What Equation Combines Laplacian and Time Derivatives of a Vector Function?

[Schreiberdk]

Hi PF

I need help with identifying an equation. It contains the following:

The sum of: The laplacian of a vectorfunction, the second time derivative of a vectorfunction and the first time derivative of a vectorfunction, which is all equal to zero.

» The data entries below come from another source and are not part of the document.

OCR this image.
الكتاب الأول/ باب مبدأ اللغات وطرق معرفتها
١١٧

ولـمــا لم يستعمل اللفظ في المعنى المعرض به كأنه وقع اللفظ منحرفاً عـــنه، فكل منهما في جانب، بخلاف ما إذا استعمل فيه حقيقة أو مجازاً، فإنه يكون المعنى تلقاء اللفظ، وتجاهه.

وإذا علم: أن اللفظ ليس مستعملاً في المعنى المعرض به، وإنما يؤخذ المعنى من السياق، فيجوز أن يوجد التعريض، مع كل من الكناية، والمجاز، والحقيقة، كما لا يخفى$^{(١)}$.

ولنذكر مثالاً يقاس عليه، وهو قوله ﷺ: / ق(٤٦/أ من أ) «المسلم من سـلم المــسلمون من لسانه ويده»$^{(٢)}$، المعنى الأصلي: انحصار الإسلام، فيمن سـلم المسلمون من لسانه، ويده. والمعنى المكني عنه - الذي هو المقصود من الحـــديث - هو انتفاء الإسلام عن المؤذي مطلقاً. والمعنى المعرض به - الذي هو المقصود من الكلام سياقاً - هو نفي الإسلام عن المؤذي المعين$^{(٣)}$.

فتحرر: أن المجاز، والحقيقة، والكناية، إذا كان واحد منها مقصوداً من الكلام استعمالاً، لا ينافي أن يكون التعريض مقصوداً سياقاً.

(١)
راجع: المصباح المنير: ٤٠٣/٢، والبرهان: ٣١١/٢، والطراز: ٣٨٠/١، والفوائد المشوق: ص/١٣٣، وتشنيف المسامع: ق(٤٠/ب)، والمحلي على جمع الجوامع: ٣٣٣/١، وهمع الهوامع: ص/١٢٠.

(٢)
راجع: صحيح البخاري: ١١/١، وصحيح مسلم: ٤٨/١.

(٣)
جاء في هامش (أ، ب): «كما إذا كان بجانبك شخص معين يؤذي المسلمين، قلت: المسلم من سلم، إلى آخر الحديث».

Laplacian(V)+d^2/dt^2(V)+d/dt(V)=0

Anyone got any suggestions, of which equation this might look like, or any specific physical uses of the equation?

 

[AiRAVATA]

It is the Newton equation for the small displacement of a string (or membrane, etc.) considering friction.

 

[Schreiberdk]

So it is a wave equation taking friction into account?

 

[AiRAVATA]

Indeed.---EDIT---

Err, not quite. I hadn't noticed the sign of the Laplacian.

 

[blue_raver22]

Sure, I can help you with this equation. It appears to be describing the behavior of a vector function in terms of its second and first time derivatives, as well as its Laplacian. This type of equation is commonly seen in physics and engineering, particularly in the study of wave propagation and oscillations. It could also be used to describe the motion of a particle in a conservative force field. Without more context, it is difficult to pinpoint a specific physical application, but I hope this information helps you in your understanding of the equation.